When you’re in love, you sometimes overlook signs that your spouse/partner is straying. You know it’s happening, and you find yourself wondering “What am I doing wrong?” You question yourself over and over. You’re scared of the response so you don’t ask the question, you just try a little harder to be what you think will make that person happy. You start cooking dinner, washing clothes as soon as your spouse/partner drops them on the floor, you try to get sexual and get those sex toys out. You say I love you ten times a day instead of one. You try to be there by hanging onto every word coming out of their mouth. You plan date nights that sometimes find you alone. You’ve tried everything. Finally, you realize that enough is enough. You realize there’s no way to get around the hurt you know is coming. You finally say to the person, “I’ve given you all I have. I have nothing left. Nothing I do is good enough.” Once you say those words, there’s no taking them back. There’s nothing left to be said, only tears can show the hurt you feel inside. When the tears stop for a minute, you realize that you’re not comforted as a relationship partner but as more of a friend. You start to feel ashamed for letting yourself get to this point, but you love this person. What else can be done to save your relationship?
When you’ve given someone your love, time and energy and it’s not reciprocated there really is nothing left. You may try to ignore what’s happening in your relationship, but deep down you see it for what it really is. You may make excuses for your spouse/partner’s behavior, but you know the real story. It’s a matter of how long you’re willing to try to fool yourself into believing things will change if you just do a little more. No one wants to go through a breakup, especially when you feel that you’ve given all you can and you’ve reached deep down into your soul until you’re pulling nothing out. Your emotions start to harden, and you get mad because you’ve given so much, yet for that person it wasn’t enough. When the door to the relationship finally closes and you’re sitting in your lonely room alone with your tears, you go through so much mentally you feel that it’s never going to be right again. You wonder how you will go on, because that person was your everything. You cry a river of hurt.

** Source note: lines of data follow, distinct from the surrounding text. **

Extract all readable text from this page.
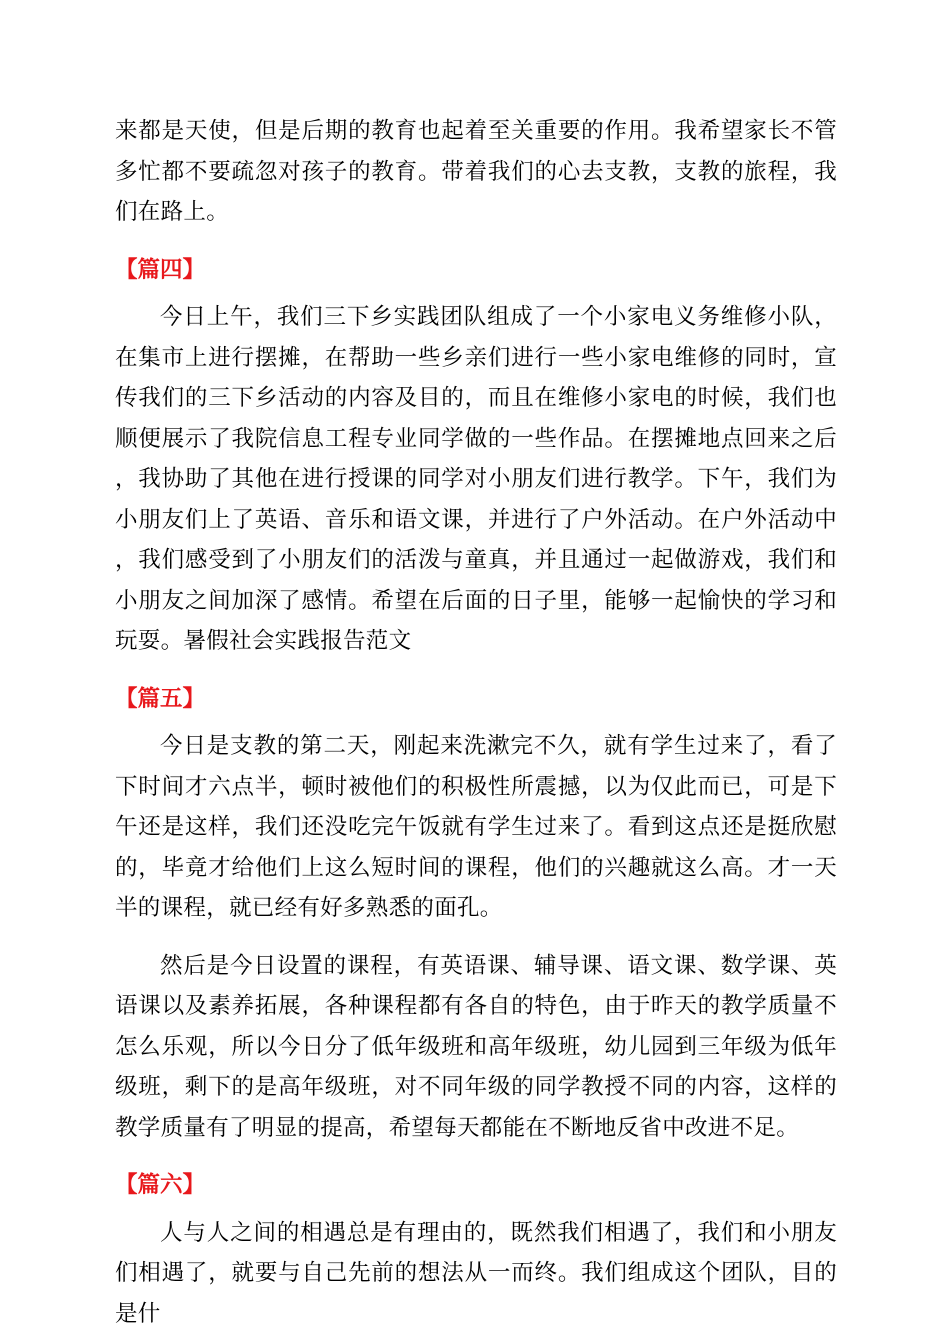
来都是天使，但是后期的教育也起着至关重要的作用。我希望家长不管多忙都不要疏忽对孩子的教育。带着我们的心去支教，支教的旅程，我们在路上。

【篇四】

今日上午，我们三下乡实践团队组成了一个小家电义务维修小队，在集市上进行摆摊，在帮助一些乡亲们进行一些小家电维修的同时，宣传我们的三下乡活动的内容及目的，而且在维修小家电的时候，我们也顺便展示了我院信息工程专业同学做的一些作品。在摆摊地点回来之后，我协助了其他在进行授课的同学对小朋友们进行教学。下午，我们为小朋友们上了英语、音乐和语文课，并进行了户外活动。在户外活动中，我们感受到了小朋友们的活泼与童真，并且通过一起做游戏，我们和小朋友之间加深了感情。希望在后面的日子里，能够一起愉快的学习和玩耍。暑假社会实践报告范文

【篇五】

今日是支教的第二天，刚起来洗漱完不久，就有学生过来了，看了下时间才六点半，顿时被他们的积极性所震撼，以为仅此而已，可是下午还是这样，我们还没吃完午饭就有学生过来了。看到这点还是挺欣慰的，毕竟才给他们上这么短时间的课程，他们的兴趣就这么高。才一天半的课程，就已经有好多熟悉的面孔。

然后是今日设置的课程，有英语课、辅导课、语文课、数学课、英语课以及素养拓展，各种课程都有各自的特色，由于昨天的教学质量不怎么乐观，所以今日分了低年级班和高年级班，幼儿园到三年级为低年级班，剩下的是高年级班，对不同年级的同学教授不同的内容，这样的教学质量有了明显的提高，希望每天都能在不断地反省中改进不足。

【篇六】

人与人之间的相遇总是有理由的，既然我们相遇了，我们和小朋友们相遇了，就要与自己先前的想法从一而终。我们组成这个团队，目的是什
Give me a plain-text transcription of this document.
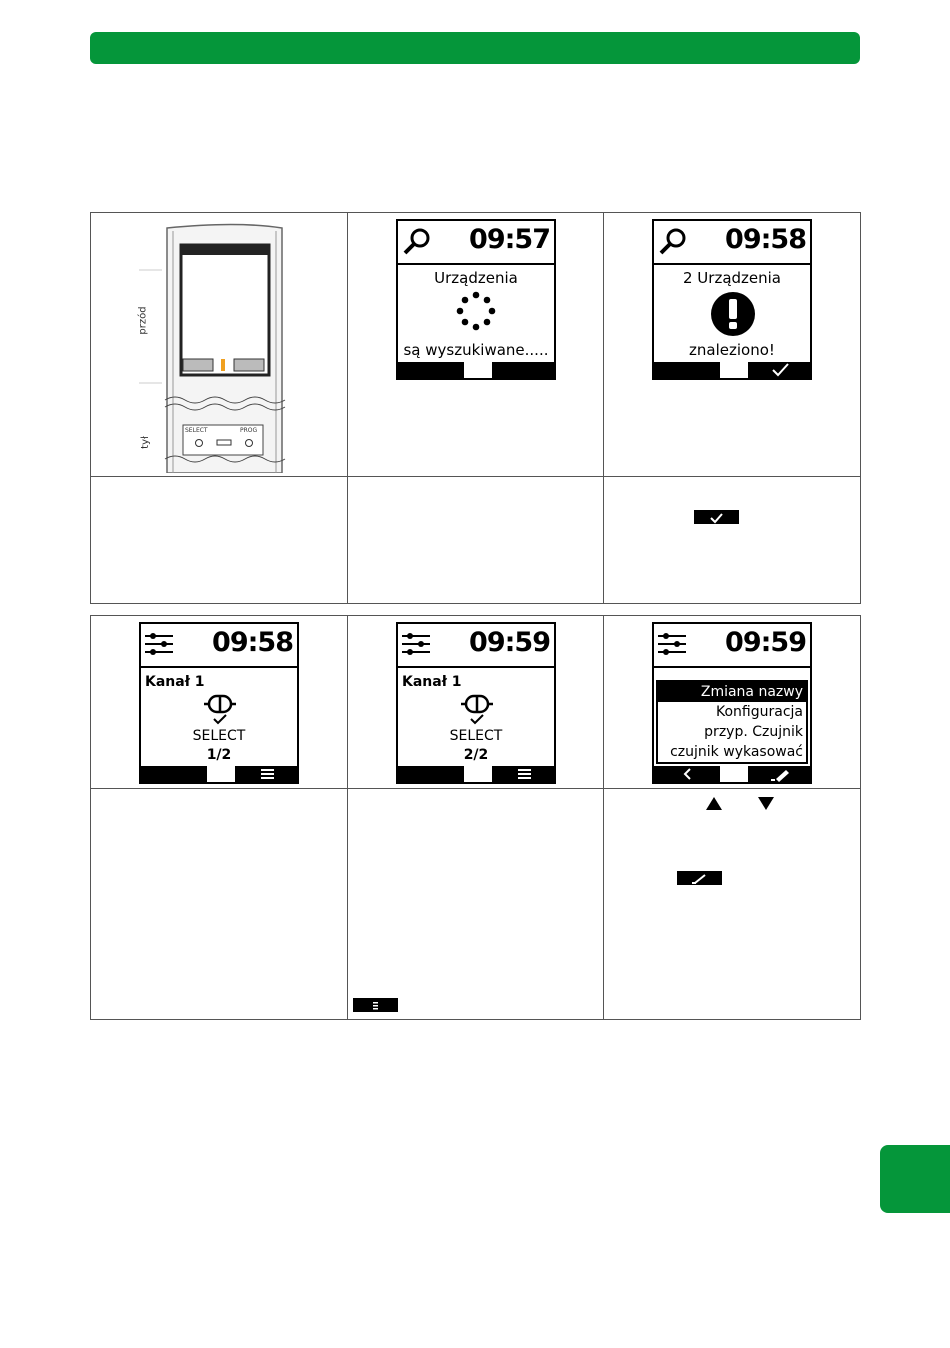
przód
tył
SELECT	PROG
09:57
Urządzenia
są wyszukiwane.....
09:58
2 Urządzenia
znaleziono!
09:58
Kanał 1
SELECT
1/2
09:59
Kanał 1
SELECT
2/2
09:59
Zmiana nazwy
Konfiguracja
przyp. Czujnik
czujnik wykasować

When you’ve given all you have to a person, the tears will stop flowing one day. It may not seem that way while you’re going through it, but it will get better. You learn that it’s okay to give a lot to another person, but maybe you should hold onto a little bit for yourself. Sometimes that’s easier said than done when your heart is involved. It’s your natural instinct when you’re in a relationship to give all you can. I mean, a real relationship, not one that hasn’t been tested against the elements of life. If you don’t give all you can to a relationship, is it really a relationship worth having even though you know in the back of your mind that sometimes no matter what you do it’s never enough
When you’ve given all, don’t let that one relationship keep you from taking another chance with someone else. You have to put it all out there with each relationship you get into because there’s no other way of knowing when that person willing to give you all he/she has comes along. Once you’ve been hurt by someone, just take things a little slower, don’t let “I love you” flow out of your mouth too quickly, and most importantly don’t drag your baggage from one relationship to another. Giving all you have does not ensure you get to keep that person if they want out of the relationship. You just have to keep trying to find that person who’s willing to also give you all they have.